On occasion, such books may have some merit, perhaps overlooked by sales-hungry literary agents and publishers. Generally though, such publications are books without commercial appeal and have little or no intrinsic merit.
When asked to review this publication, I expected a book about the mathematics and biomechanics relating to Human Anatomy. Imagine my surprise to find that the book is in fact, a summary of the reviews of the author’s 2003 publication ‘The Role of Mathematics on Human Structure’. I was in fact, being asked to review a book of reviews, which had been published, at his own expense, by the author himself.
Let me be clear: the author’s initial publication is not the book that is now under review. The Role of Mathematics on Human Structure was apparently a book that considered the application of mathematical methods to aid more precise surgery, and produce better surgical outcomes, particularly in the orthopaedic population. The Role of Mathematics on Human Structure: As The World Reviews, the book currently under review, reproduces 33 reviews of his earlier publication and presents them to the reader. To be fair, it would appear that the majority of the reviews are favourable, but not all the reviews are in English. Several of the more detailed reviews outline the original book’s structure in considerable detail.
Why is there a need for the follow up publication?
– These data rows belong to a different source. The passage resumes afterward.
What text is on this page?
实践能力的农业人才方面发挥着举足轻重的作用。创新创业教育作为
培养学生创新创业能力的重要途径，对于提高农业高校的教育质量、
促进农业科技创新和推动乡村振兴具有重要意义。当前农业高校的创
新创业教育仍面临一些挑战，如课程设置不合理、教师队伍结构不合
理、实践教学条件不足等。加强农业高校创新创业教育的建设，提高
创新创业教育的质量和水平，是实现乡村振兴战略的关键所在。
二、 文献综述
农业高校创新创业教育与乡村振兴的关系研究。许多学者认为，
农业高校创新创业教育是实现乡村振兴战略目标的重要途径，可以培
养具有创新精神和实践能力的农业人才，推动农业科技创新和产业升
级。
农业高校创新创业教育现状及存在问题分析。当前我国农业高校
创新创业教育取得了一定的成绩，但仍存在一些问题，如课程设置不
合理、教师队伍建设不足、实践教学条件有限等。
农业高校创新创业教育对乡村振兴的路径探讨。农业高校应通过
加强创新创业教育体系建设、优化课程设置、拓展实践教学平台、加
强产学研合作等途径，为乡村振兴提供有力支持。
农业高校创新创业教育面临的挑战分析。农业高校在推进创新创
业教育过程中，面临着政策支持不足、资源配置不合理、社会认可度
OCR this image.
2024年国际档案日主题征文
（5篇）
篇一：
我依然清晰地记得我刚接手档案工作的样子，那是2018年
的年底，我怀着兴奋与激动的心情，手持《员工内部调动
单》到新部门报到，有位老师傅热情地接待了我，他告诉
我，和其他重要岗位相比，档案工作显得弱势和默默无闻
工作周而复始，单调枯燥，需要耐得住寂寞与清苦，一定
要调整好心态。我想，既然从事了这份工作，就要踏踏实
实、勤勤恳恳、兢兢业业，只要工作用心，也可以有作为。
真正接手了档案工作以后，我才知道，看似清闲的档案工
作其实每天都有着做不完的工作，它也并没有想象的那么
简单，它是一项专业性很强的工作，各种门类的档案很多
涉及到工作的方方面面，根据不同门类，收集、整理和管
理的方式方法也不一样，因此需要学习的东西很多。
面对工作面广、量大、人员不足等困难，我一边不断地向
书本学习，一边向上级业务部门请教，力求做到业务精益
The term ‘vanity publication’ could have been coined specifically to describe this book. Why would anyone publish a book detailing reviews of an earlier book? More curiously, who would buy such a book? It is little wonder that this was published at the author’s own expense. Who are the potential readers of such a publication? (I can't, for the life of me think that anyone would waste their time or money on purchasing, let alone reading it).
Surely, in this day and age, any potential purchaser would choose the cheap, fast option. Simply Google the title and author, check out the Amazon reviews, and make a decision on whether or not to buy. I can think of no reason to recommend this publication to anyone, unless of course you are the doting mother or devoted partner of Dr. Kumar Adhikari.